Data regularization and generalization are two additional methods engineers and scientists can apply to check for overfitting. Regularization is a technique that prevents the model from over-relying on individual data points. Regularization algorithms introduce additional information into the model and handle multicollinearity and redundant predictors by making the model more parsimonious and accurate.These algorithms typically work by applying a penalty for complexity, such as adding the coefficients of the model into the minimization or including a roughness penalty.

Generalization divides available data into three subsets. The first set is the training set, and the second set is the validation set. The error on the validation set is monitored during the training process, and the model is fine-tuned until accurate. The third subset is the test set, which is used on the fully trained classifier after the training and cross-validation phases to test that the model hasn’t overfit the training and validation data.
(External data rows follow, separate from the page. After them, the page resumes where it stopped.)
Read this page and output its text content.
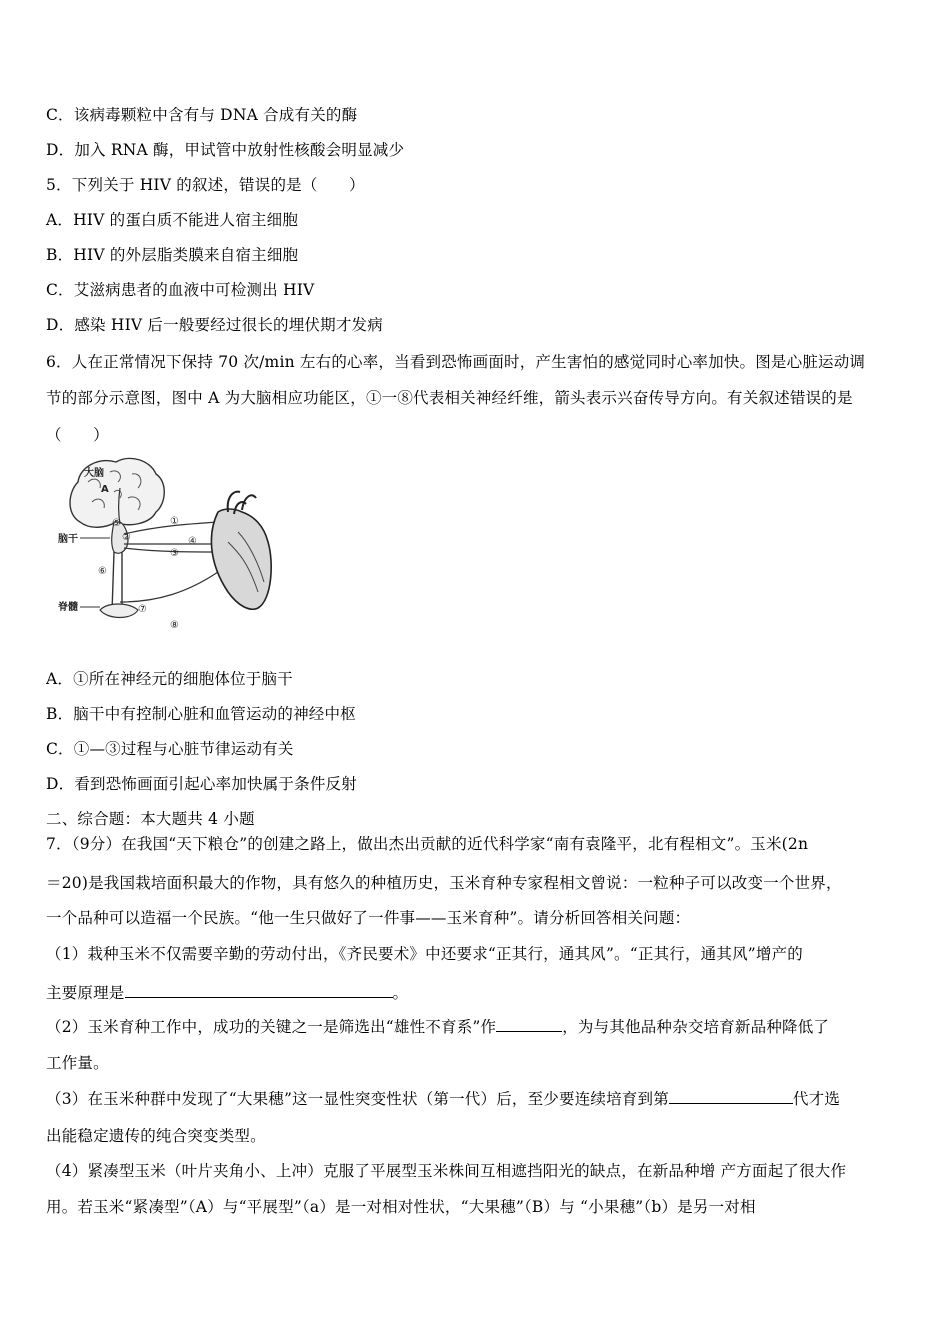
C．该病毒颗粒中含有与 DNA 合成有关的酶
D．加入 RNA 酶，甲试管中放射性核酸会明显减少
5．下列关于 HIV 的叙述，错误的是（　　）
A．HIV 的蛋白质不能进人宿主细胞
B．HIV 的外层脂类膜来自宿主细胞
C．艾滋病患者的血液中可检测出 HIV
D．感染 HIV 后一般要经过很长的埋伏期才发病
6．人在正常情况下保持 70 次/min 左右的心率，当看到恐怖画面时，产生害怕的感觉同时心率加快。图是心脏运动调
节的部分示意图，图中 A 为大脑相应功能区，①一⑧代表相关神经纤维，箭头表示兴奋传导方向。有关叙述错误的是
（　　）
大脑
A
脑干
脊髓
⑤	①
②
③
④
⑥
⑦
⑧
A．①所在神经元的细胞体位于脑干
B．脑干中有控制心脏和血管运动的神经中枢
C．①—③过程与心脏节律运动有关
D．看到恐怖画面引起心率加快属于条件反射
二、综合题：本大题共 4 小题
7．（9分）在我国“天下粮仓”的创建之路上，做出杰出贡献的近代科学家“南有袁隆平，北有程相文”。玉米(2n
＝20)是我国栽培面积最大的作物，具有悠久的种植历史，玉米育种专家程相文曾说：一粒种子可以改变一个世界，
一个品种可以造福一个民族。“他一生只做好了一件事——玉米育种”。请分析回答相关问题：
（1）栽种玉米不仅需要辛勤的劳动付出，《齐民要术》中还要求“正其行，通其风”。“正其行，通其风”增产的
主要原理是	。
（2）玉米育种工作中，成功的关键之一是筛选出“雄性不育系”作	，为与其他品种杂交培育新品种降低了
工作量。
（3）在玉米种群中发现了“大果穗”这一显性突变性状（第一代）后，至少要连续培育到第	代才选
出能稳定遗传的纯合突变类型。
（4）紧凑型玉米（叶片夹角小、上冲）克服了平展型玉米株间互相遮挡阳光的缺点，在新品种增 产方面起了很大作
用。若玉米“紧凑型”（A）与“平展型”（a）是一对相对性状，“大果穗”（B）与 “小果穗”（b）是另一对相
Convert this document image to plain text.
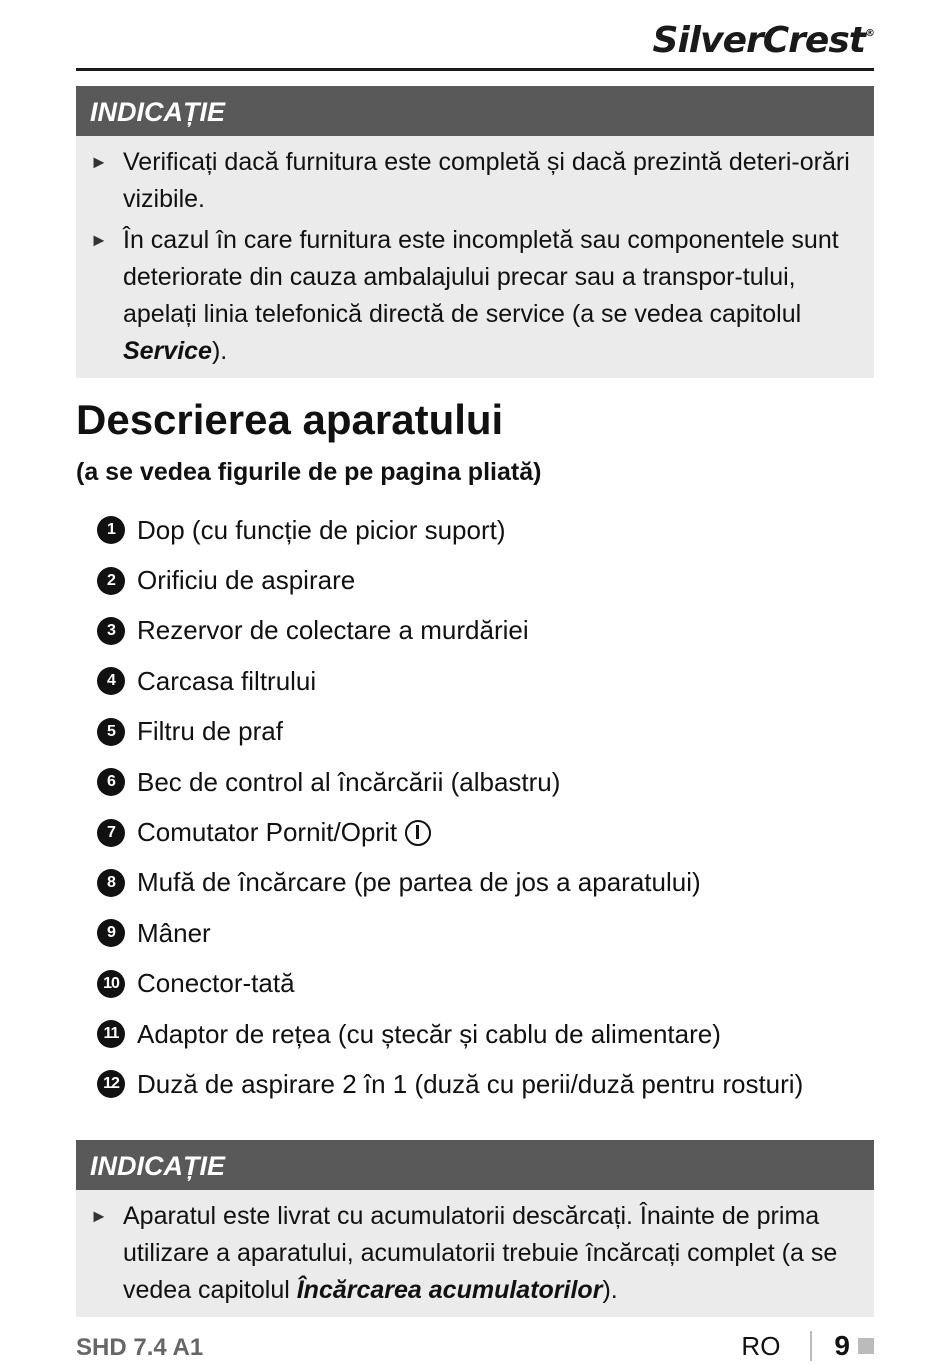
SilverCrest®
INDICAȚIE
► Verificați dacă furnitura este completă și dacă prezintă deteri-orări vizibile.
► În cazul în care furnitura este incompletă sau componentele sunt deteriorate din cauza ambalajului precar sau a transpor-tului, apelați linia telefonică directă de service (a se vedea capitolul Service).
Descrierea aparatului
(a se vedea figurile de pe pagina pliată)
1 Dop (cu funcție de picior suport)
2 Orificiu de aspirare
3 Rezervor de colectare a murdăriei
4 Carcasa filtrului
5 Filtru de praf
6 Bec de control al încărcării (albastru)
7 Comutator Pornit/Oprit
8 Mufă de încărcare (pe partea de jos a aparatului)
9 Mâner
10 Conector-tată
11 Adaptor de rețea (cu ștecăr și cablu de alimentare)
12 Duză de aspirare 2 în 1 (duză cu perii/duză pentru rosturi)
INDICAȚIE
► Aparatul este livrat cu acumulatorii descărcați. Înainte de prima utilizare a aparatului, acumulatorii trebuie încărcați complet (a se vedea capitolul Încărcarea acumulatorilor).
SHD 7.4 A1	RO 9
There are six cross-validation methods that can help prevent overfitting:

  • k-fold:Partitions data into k randomly chosen subsets (or folds) of roughly equal size, with one used to validate the model trained with the remaining subsets. This process is repeated k times, as each subset is used exactly once for validation.
  • Holdout: Separates data into two subsets of specified ratio for training and validation.
  • Leave one out: Partitions data using the k-fold approach, where k equals the total number of observations in the data.
  • Repeated random subsampling: Performs Monte Carlo repetitions of randomly separating data and aggregates results over all the runs.
  • Stratify: Partitions data so both training and test sets have roughly the same class proportions in the response or target.
  • Resubstitution: Uses the training data for validation without separating it. This method often produces overly optimistic estimates for performance and must be avoided if there is sufficient data.

Machine learning veterans and beginners alike run into trouble with classification and overfitting. While the challenges surrounding machine learning can seem daunting, leveraging the right tools and utilizing the validation methods covered here will help engineers and scientists apply machine learning more easily to real-world projects.